Une galerie de figures incandescentes
Ce qui saisit d’emblée, c’est la galerie de portraits, de figures de proue qui incarnent cette passion. Carine Marret anime les destins des grands saints et des Pères de l’Église – Grégoire l’Illuminateur en Arménie, Jean Damascène défendant le culte des images depuis son ermitage de Saint-Sabas – mais elle révèle aussi l’importance cruciale des anonymes et des personnages secondaires. L’ouvrage fait une place éminente aux femmes, premières messagères de la Résurrection, protectrices des reliques ou régentes d’empire comme Irène et Théodora, dont le courage politique met fin aux crises iconoclastes. Puis, la chronique déploie les silhouettes des consuls français tel François Picquet, des missionnaires lazaristes ou capucins, des orientalistes et savants maronites comme Gabriel Sionite, bâtissant des ponts culturels à l’ombre du Collège royal de Paris. Le livre révèle l’émergence d’une relation singulière entre le Royaume de France et ces peuples, fondée au départ sur un élan de fraternité religieuse mais se muant rapidement en un instrument diplomatique. L’auteure exhume les fameuses « capitulations », ces traités où la protection des pèlerins et des Lieux saints se mêle à l’affirmation d’une prééminence française en Orient. On y voit un Louis XIV, « très grand Prince de la religion de Jésus », dialoguer avec le sultan pour « faire cesser les vexations et avanies que l’on a exercé si longtemps sur [ses sujets] dans les Échelles de Levant ». La fascination française pour cet Orient chrétien apparaît déjà empreinte d’une volonté d’emprise, un double mouvement d’attirance et de calcul qui traversera les siècles.

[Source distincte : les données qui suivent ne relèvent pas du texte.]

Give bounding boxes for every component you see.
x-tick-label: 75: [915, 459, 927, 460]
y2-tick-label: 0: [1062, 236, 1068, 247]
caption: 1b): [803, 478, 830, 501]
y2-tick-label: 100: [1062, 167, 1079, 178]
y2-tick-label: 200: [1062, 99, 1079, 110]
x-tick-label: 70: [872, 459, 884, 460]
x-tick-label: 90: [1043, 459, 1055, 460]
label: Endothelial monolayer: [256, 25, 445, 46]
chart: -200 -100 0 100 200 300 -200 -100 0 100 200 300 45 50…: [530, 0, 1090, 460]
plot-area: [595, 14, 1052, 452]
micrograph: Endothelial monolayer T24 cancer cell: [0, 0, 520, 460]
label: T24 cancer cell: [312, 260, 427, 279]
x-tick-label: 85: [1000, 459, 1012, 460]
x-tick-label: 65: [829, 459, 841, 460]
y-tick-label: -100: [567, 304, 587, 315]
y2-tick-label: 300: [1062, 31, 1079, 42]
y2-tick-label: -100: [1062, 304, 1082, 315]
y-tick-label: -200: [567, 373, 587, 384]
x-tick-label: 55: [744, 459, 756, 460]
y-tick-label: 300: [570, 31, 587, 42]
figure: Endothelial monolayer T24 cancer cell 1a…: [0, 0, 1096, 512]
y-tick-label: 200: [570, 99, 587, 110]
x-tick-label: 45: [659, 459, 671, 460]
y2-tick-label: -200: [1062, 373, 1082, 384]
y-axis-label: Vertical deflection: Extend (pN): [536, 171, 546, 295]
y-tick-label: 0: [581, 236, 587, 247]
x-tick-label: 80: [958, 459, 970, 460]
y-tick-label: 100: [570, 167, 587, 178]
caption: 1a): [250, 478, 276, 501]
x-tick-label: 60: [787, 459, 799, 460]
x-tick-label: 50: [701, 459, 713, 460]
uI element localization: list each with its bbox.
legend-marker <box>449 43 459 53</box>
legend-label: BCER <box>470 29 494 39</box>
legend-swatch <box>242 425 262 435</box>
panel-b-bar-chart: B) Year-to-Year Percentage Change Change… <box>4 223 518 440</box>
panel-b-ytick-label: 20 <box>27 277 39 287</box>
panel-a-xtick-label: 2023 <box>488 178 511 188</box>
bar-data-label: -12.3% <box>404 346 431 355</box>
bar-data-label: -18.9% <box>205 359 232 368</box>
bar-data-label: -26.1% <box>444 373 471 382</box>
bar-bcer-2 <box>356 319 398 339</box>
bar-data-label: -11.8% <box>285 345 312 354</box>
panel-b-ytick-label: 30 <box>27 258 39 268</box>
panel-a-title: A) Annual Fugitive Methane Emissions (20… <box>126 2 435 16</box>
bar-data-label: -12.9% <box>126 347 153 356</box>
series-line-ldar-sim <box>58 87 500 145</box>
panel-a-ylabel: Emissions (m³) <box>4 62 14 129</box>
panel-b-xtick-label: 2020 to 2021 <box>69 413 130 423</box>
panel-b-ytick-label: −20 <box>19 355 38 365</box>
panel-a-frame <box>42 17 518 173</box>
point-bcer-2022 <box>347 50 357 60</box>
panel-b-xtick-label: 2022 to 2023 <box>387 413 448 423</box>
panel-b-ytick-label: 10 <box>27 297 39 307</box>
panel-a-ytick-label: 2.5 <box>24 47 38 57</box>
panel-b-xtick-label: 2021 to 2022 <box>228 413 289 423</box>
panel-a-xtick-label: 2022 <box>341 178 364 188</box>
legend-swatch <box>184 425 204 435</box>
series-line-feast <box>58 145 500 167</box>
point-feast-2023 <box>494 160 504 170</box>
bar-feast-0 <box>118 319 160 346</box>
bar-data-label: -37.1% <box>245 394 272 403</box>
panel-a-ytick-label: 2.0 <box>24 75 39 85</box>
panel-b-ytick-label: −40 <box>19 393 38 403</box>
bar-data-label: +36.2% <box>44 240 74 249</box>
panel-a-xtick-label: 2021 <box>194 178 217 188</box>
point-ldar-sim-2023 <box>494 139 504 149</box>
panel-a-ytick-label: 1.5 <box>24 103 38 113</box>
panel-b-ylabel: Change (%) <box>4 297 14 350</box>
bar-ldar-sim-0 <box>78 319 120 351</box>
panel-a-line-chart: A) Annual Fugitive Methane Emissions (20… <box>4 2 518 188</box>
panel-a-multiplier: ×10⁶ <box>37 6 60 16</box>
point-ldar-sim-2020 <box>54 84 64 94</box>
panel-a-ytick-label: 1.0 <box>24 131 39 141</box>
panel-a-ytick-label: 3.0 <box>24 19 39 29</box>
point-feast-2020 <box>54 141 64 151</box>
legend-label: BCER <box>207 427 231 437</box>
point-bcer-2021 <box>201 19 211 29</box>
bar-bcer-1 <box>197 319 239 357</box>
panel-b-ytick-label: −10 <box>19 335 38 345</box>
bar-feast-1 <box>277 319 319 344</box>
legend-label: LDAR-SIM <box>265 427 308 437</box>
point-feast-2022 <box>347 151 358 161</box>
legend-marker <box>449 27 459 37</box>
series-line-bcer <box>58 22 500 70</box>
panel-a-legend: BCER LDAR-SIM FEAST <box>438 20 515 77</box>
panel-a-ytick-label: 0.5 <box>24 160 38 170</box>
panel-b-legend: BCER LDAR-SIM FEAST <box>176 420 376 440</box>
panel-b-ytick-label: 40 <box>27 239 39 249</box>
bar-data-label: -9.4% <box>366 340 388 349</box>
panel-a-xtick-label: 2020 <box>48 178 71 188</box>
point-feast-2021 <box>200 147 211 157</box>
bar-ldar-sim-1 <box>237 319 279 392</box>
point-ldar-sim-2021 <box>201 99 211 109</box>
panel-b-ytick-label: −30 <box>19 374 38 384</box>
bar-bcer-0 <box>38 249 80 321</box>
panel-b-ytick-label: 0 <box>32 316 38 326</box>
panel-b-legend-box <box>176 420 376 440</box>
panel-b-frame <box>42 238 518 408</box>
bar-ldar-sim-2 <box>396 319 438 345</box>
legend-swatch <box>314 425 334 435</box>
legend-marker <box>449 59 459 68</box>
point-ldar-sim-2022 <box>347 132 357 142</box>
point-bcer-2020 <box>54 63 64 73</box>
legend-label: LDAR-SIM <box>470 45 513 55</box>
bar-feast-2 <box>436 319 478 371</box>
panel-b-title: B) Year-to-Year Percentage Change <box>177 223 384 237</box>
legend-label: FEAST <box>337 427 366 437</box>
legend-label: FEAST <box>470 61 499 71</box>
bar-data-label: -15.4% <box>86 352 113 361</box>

Entre le glaive et le goupillon
L’ouvrage de Carine Marret trouve toute sa puissance dans la manière dont il tresse l’épopée, la théologie et la géopolitique. Les croisades, loin d’être une expédition militaire, deviennent un drame des méprises. Le récit nous fait revivre la ferveur des chevaliers découvrant Jérusalem, ce moment où, « les uns sautent à bas de leurs chevaux, et se mettent à genoux ; les autres baisent cette terre foulée par le Sauveur », mais il dévoile aussi les ambitions territoriales, les trahisons, les incompréhensions culturelles, jusqu’à la tragédie du sac de Constantinople en 1204, rupture irrémédiable entre les christianismes latin et grec. Cette fresque met à nu le jeu complexe des alliances et des rivalités qui se cristallisent autour du protectorat français. Carine Marret analyse avec minutie ce que cette protection signifie : pour la France, un levier d’influence politique face à la Sublime Porte et à la concurrence des autres puissances européennes comme la Russie tsariste ; pour les communautés orientales, notamment les maronites du Liban, un recours salutaire mais aussi un lien qui les singularise, les isole et parfois les expose. L’histoire de la lettre apocryphe de saint Louis aux maronites devient ainsi un archétype, un mythe fondateur de cette « passion tourmentée », illustrant la force d’un lien autant désiré qu’instrumentalisé.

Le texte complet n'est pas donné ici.